For all of these reasons, the contribution of Pope Leo in outlining a truly moral foundation for international relations to the Vatican diplomatic corps this month has provided us an enduring ethical compass for establishing the pathway for American foreign policy in the coming years.
He stated:
In our time, the weakness of multilateralism is a particular cause for concern at the international level. A diplomacy that promotes dialogue and seeks consensus among all parties is being replaced by a diplomacy based on force, by either individuals or groups of allies. War is back in vogue and a zeal for war is spreading. The principle established after the Second World War, which prohibited nations from using force to violate the borders of others, has been completely undermined. Peace is no longer sought as a gift and desirable good in itself, or in pursuit of “the establishment of the ordered universe willed by God with a more perfect form of justice among men and women.” Instead, peace is sought through weapons as a condition for asserting one’s own dominion.
Pope Leo also reiterates Catholic teaching that “the protection of the right to life constitutes the indispensable foundation for every other human right” and that abortion and euthanasia are destructive of that right. He points to the need for international aid to safeguard the most central elements of human dignity, which are under assault because of the movement by wealthy nations to reduce or eliminate their contributions to humanitarian foreign assistance programs. Finally, the Holy Father points to the increasing violations of conscience and religious freedom in the name of an ideological or religious purity that crushes freedom itself.
As pastors and citizens, we embrace this vision for the establishment of a genuinely moral foreign policy for our nation. We seek to build a truly just and lasting peace, that peace which Jesus proclaimed in the Gospel. We renounce war as an instrument for narrow national interests and proclaim that military action must be seen only as a last resort in extreme situations, not a normal instrument of national policy. We seek a foreign policy that respects and advances the right to human life, religious liberty, and the enhancement of human dignity throughout the world, especially through economic assistance.
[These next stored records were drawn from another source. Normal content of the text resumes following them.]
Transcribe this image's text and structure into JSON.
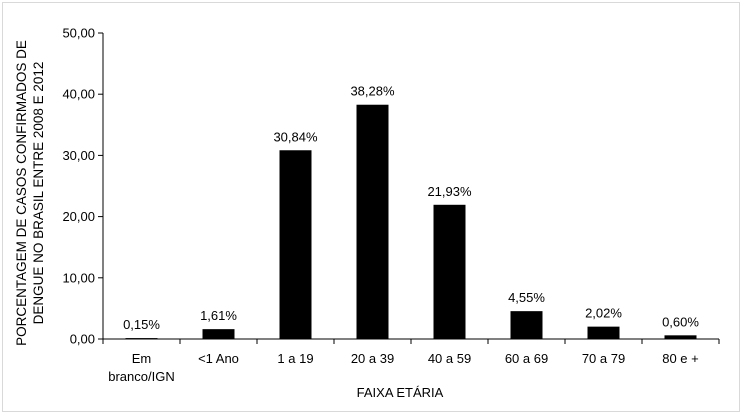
{
  "chart_data": {
    "type": "bar",
    "title": "",
    "xlabel": "FAIXA ETÁRIA",
    "ylabel_lines": [
      "PORCENTAGEM DE CASOS CONFIRMADOS DE",
      "DENGUE NO BRASIL ENTRE 2008 E 2012"
    ],
    "categories": [
      [
        "Em",
        "branco/IGN"
      ],
      [
        "<1 Ano"
      ],
      [
        "1 a 19"
      ],
      [
        "20 a 39"
      ],
      [
        "40 a 59"
      ],
      [
        "60 a 69"
      ],
      [
        "70 a 79"
      ],
      [
        "80 e +"
      ]
    ],
    "values": [
      0.15,
      1.61,
      30.84,
      38.28,
      21.93,
      4.55,
      2.02,
      0.6
    ],
    "data_labels": [
      "0,15%",
      "1,61%",
      "30,84%",
      "38,28%",
      "21,93%",
      "4,55%",
      "2,02%",
      "0,60%"
    ],
    "yticks": [
      0,
      10,
      20,
      30,
      40,
      50
    ],
    "ytick_labels": [
      "0,00",
      "10,00",
      "20,00",
      "30,00",
      "40,00",
      "50,00"
    ],
    "ylim": [
      0,
      50
    ],
    "bar_color": "#000000",
    "grid": false,
    "legend": false
  }
}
Our nation’s debate on the moral foundation for American policy is beset by polarization, partisanship, and narrow economic and social interests. Pope Leo has given us the prism through which to raise it to a much higher level. We will preach, teach, and advocate in the coming months to make that higher level possible.
Signed,
Cardinal Blase J. Cupich, Archbishop of Chicago
Cardinal Robert W. McElroy, Archbishop of Washington
Cardinal Joseph W. Tobin, C.Ss.R., Archbishop of Newark
From Ruth Graham:
Cardinal Tobin said in an interview that he had been struck by voices in the Trump administration who seemed to be advancing a moral framework that he described as “almost a Darwinian calculus that the powerful survive and the weak don’t deserve to.”
He added, “I would say that’s less than human.”